Whatever the programming, I do think the event will be in some way earnest; but I disagree that earnestness will mean straying from the show’s current wheelhouse.

“Like everything that we do, the march is merely a construct,” Stewart told NPR’s Terry Gross during a Sept. 29th interview at Manhattan's 92Y. “It's merely a format, in the way the book is a format, a show is a format … to be filled with the type of material that Stephen and I do and the point of view [that we have]. People have said, 'It's a rally to counter Glenn Beck.' It's not. What it is was, we saw that and thought, 'What a beautiful outline. What a beautiful structure to fill with what we want to express in live form, festival form.' “

In this statement Stewart seems to downplay the significance of the rally, insisting that it won’t be so different from the programming we see most weeknights, and perhaps dashing my hopes for a genuine expression of public outrage.
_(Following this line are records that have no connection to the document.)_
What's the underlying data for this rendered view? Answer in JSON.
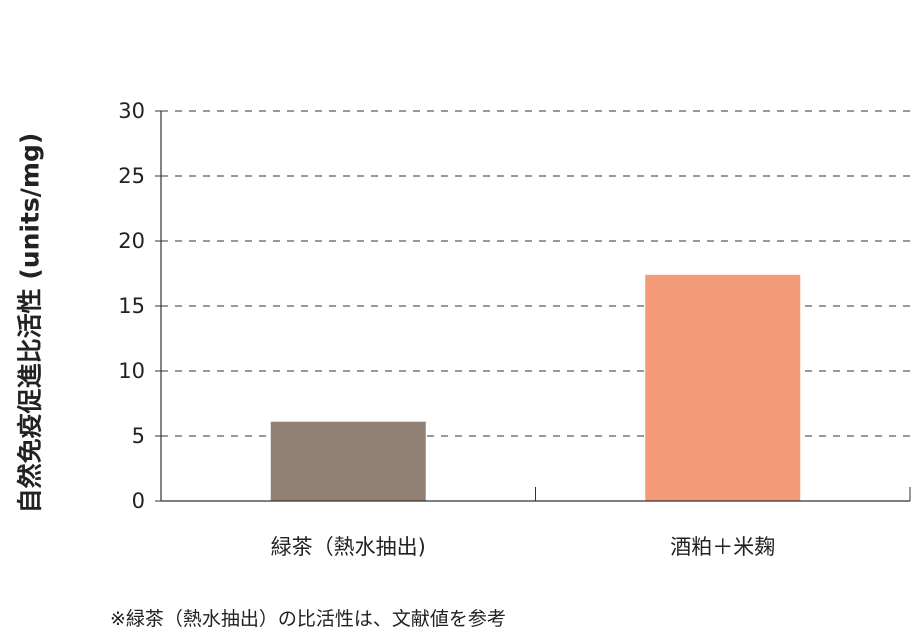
{
  "chart_data": {
    "type": "bar",
    "ylabel": "自然免疫促進比活性 (units/mg)",
    "xlabel": "",
    "categories": [
      "緑茶（熱水抽出)",
      "酒粕＋米麹"
    ],
    "values": [
      6.1,
      17.4
    ],
    "ylim": [
      0,
      30
    ],
    "yticks": [
      0,
      5,
      10,
      15,
      20,
      25,
      30
    ],
    "grid": true,
    "colors": [
      "#928173",
      "#f39a78"
    ]
  },
  "footnote": "※緑茶（熱水抽出）の比活性は、文献値を参考"
}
But who could deny that “The Daily Show” is, on some level, an earnest and significant voice in American politics?

Later in the interview Stewart discusses his relationship to politicians and the traditional news media by way of zoological metaphor:

“The way I always explain it is: When you go to the zoo and a monkey throws his feces, it’s a monkey. But when the zoo keeper’s standing right there and he doesn’t say ‘bad monkey,’ somebody’s gotta be the zoo keeper.”

It’s not the usual language of political insurgency, but that’s just what we’ve come to expect from America’s most trusted newscaster.